In connection with this opinion, we have examined such corporate records and other documents, including the Registration Statement, and have reviewed such matters of law as we have deemed relevant hereto, and this opinion is furnished based upon such examination and review.
Based on the foregoing, it is our opinion that, under the current laws of the State of Minnesota, the 250,000 shares of Common Stock of the Company proposed to be issued under the Plan will, when issued pursuant to the terms of the Plan, be legally issued, fully paid and non-assessable.
We are admitted to the practice of law in the State of Minnesota and the foregoing opinions are limited to the laws of that state and the federal laws of the United States of America.
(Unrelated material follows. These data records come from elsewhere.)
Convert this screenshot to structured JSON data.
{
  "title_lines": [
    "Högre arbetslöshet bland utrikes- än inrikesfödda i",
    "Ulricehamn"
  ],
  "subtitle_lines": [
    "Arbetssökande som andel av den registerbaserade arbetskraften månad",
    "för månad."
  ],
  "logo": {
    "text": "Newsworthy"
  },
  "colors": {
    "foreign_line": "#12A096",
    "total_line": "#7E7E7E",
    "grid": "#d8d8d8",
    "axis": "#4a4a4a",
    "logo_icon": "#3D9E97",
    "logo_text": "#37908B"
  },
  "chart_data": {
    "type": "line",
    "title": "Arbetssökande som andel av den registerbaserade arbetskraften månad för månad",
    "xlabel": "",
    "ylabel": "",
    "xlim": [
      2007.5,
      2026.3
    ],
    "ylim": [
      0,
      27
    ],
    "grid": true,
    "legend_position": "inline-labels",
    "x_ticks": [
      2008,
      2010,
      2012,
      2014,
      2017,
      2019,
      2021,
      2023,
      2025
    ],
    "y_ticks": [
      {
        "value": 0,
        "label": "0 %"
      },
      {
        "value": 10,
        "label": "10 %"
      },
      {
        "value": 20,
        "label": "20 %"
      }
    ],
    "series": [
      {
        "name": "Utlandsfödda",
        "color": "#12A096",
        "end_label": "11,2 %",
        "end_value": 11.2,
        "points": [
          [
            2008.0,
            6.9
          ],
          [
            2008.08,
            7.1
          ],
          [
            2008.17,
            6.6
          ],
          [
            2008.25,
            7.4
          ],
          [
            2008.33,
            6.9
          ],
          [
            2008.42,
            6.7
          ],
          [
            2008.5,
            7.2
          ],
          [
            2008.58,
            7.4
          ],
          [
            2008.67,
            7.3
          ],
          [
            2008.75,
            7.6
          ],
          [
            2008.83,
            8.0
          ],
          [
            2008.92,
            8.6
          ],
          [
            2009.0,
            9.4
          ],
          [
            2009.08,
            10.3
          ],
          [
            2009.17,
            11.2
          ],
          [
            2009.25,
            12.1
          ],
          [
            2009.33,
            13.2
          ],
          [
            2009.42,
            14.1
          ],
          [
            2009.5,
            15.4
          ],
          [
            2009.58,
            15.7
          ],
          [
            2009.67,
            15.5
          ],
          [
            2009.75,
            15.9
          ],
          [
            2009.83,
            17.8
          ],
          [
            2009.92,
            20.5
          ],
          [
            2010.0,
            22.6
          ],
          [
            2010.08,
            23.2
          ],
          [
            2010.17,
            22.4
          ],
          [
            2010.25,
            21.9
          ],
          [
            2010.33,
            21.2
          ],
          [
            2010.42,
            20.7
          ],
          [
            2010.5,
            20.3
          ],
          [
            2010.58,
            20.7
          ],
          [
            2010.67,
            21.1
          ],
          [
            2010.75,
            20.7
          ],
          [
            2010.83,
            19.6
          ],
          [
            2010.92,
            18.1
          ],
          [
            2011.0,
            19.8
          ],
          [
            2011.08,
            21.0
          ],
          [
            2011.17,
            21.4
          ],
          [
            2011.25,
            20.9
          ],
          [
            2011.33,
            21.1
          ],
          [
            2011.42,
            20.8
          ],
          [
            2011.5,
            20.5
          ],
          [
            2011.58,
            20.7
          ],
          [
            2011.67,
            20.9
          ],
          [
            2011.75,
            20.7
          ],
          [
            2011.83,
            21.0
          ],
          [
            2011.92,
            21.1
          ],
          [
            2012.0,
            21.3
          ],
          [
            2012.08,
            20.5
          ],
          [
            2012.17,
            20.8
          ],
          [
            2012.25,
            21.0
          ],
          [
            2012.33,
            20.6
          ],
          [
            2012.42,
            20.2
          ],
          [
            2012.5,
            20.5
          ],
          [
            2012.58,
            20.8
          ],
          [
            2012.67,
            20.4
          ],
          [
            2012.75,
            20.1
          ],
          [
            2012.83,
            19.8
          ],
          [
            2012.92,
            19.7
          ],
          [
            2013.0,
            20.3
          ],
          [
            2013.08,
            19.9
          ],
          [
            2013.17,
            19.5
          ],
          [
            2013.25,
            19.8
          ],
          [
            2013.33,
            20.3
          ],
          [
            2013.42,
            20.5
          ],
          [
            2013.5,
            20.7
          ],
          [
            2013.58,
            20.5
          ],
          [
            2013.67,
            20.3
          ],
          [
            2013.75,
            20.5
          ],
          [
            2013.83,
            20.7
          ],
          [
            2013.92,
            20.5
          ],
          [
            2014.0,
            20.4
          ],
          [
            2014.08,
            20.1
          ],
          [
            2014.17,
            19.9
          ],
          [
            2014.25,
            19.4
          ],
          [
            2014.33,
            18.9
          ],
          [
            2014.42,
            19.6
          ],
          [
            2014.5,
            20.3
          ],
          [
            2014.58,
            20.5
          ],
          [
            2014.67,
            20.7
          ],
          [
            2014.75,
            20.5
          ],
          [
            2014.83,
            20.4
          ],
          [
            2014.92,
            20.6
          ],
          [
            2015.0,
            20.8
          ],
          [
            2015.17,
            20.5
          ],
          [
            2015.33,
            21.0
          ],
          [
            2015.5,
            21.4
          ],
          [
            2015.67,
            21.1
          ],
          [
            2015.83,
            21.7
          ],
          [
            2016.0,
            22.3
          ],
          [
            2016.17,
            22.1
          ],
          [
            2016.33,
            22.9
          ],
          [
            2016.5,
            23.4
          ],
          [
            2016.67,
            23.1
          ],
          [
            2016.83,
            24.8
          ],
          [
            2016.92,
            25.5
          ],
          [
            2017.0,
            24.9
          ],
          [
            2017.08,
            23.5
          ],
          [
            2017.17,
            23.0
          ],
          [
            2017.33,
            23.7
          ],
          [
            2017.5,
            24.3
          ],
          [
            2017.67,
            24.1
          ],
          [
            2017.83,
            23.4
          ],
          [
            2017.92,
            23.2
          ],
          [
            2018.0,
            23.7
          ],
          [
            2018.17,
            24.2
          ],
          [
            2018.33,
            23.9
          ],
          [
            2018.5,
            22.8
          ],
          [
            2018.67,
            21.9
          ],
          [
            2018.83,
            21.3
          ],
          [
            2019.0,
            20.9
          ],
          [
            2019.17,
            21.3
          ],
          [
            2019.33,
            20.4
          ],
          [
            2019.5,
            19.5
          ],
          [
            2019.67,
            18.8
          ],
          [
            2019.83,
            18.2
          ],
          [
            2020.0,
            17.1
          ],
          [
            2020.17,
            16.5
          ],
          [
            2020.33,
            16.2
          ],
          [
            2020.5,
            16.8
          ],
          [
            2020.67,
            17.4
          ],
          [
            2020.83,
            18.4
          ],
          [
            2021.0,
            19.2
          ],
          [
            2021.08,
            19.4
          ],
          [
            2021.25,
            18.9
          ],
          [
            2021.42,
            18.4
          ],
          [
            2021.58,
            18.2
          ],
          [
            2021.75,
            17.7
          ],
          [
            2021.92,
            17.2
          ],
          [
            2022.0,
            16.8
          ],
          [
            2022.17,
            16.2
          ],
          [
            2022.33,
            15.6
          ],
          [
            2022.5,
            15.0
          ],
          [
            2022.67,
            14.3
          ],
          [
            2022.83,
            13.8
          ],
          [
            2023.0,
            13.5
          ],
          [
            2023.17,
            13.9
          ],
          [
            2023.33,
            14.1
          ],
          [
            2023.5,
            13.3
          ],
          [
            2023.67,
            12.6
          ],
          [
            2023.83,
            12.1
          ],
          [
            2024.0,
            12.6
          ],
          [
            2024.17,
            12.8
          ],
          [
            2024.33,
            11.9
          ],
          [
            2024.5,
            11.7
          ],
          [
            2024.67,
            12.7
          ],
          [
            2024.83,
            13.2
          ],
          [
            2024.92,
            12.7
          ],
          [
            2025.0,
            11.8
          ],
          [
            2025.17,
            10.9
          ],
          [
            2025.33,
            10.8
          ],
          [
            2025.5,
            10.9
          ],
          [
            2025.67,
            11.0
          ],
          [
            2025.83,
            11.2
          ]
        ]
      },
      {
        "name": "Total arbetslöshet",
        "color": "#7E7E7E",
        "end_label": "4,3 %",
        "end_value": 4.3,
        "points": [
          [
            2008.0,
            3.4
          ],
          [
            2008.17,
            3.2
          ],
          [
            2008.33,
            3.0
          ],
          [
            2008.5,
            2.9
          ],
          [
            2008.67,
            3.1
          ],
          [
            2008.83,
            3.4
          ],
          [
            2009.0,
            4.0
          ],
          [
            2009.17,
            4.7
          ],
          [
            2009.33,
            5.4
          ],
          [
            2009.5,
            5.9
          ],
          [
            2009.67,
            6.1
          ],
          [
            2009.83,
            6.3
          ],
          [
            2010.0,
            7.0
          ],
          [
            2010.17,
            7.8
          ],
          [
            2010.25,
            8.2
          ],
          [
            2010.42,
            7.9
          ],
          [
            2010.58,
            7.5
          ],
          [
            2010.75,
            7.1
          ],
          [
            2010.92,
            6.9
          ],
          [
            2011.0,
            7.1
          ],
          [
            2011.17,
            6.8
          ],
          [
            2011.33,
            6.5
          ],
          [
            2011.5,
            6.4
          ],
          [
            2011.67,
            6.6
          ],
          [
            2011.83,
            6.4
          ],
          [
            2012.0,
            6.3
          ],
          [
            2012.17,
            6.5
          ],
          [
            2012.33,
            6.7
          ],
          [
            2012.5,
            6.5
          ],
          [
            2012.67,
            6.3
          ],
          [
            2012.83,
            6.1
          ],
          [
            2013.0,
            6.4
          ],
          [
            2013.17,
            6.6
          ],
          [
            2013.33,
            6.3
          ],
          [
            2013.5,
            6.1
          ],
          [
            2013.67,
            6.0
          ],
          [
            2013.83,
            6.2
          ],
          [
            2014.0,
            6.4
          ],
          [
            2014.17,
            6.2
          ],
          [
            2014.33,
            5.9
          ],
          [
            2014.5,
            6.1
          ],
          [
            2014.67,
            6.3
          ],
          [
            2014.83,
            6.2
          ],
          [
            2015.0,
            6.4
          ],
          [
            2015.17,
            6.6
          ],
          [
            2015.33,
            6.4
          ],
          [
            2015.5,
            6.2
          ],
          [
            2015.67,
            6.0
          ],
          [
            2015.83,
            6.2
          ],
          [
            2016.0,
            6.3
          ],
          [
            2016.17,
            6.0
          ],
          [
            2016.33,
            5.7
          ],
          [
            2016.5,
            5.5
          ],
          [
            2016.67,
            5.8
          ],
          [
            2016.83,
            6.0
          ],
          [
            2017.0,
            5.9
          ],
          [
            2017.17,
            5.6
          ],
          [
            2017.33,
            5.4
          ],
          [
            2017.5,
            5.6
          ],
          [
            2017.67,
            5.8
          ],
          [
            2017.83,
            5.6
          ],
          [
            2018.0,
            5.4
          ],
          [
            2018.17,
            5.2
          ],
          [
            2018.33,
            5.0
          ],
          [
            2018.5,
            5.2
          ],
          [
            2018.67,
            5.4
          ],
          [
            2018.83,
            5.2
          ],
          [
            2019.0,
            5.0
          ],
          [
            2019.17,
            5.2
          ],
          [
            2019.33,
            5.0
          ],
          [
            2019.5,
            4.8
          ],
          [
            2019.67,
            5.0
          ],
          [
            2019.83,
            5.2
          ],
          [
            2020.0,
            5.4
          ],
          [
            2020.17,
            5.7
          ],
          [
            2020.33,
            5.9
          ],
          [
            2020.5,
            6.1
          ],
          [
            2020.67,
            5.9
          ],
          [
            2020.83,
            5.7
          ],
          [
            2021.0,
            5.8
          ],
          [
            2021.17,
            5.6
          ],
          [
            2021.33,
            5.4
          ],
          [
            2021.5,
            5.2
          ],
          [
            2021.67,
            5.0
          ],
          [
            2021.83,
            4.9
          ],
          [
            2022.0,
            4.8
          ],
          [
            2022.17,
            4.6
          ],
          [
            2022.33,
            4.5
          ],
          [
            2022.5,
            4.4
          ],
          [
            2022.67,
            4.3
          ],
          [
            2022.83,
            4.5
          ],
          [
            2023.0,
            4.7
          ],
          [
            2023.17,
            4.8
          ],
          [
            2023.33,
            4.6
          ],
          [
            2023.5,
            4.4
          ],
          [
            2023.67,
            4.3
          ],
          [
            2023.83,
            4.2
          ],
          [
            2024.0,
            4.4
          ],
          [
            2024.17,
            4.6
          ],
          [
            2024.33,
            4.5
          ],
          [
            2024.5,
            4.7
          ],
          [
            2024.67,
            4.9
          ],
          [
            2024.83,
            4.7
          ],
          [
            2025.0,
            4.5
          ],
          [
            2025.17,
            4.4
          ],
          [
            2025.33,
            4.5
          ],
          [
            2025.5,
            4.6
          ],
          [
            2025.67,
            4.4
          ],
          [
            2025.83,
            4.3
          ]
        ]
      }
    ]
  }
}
We hereby consent to the filing of this opinion with the Securities and Exchange Commission as an exhibit to the Registration Statement.
Very truly yours,
/s/ LINDQUIST & VENNUM LLP
Exhibit 23.2
Consent of Independent Registered Public Accounting Firm
We have issued our reports dated March 12, 2014 with respect to the consolidated financial statements and internal control over financial reporting included in the Annual Report on Form 10-K for the year ended December 28, 2013 of Winmark Corporation, which are incorporated by reference in this Registration Statement. We consent to the incorporation by reference in this Registration Statement of the aforementioned reports.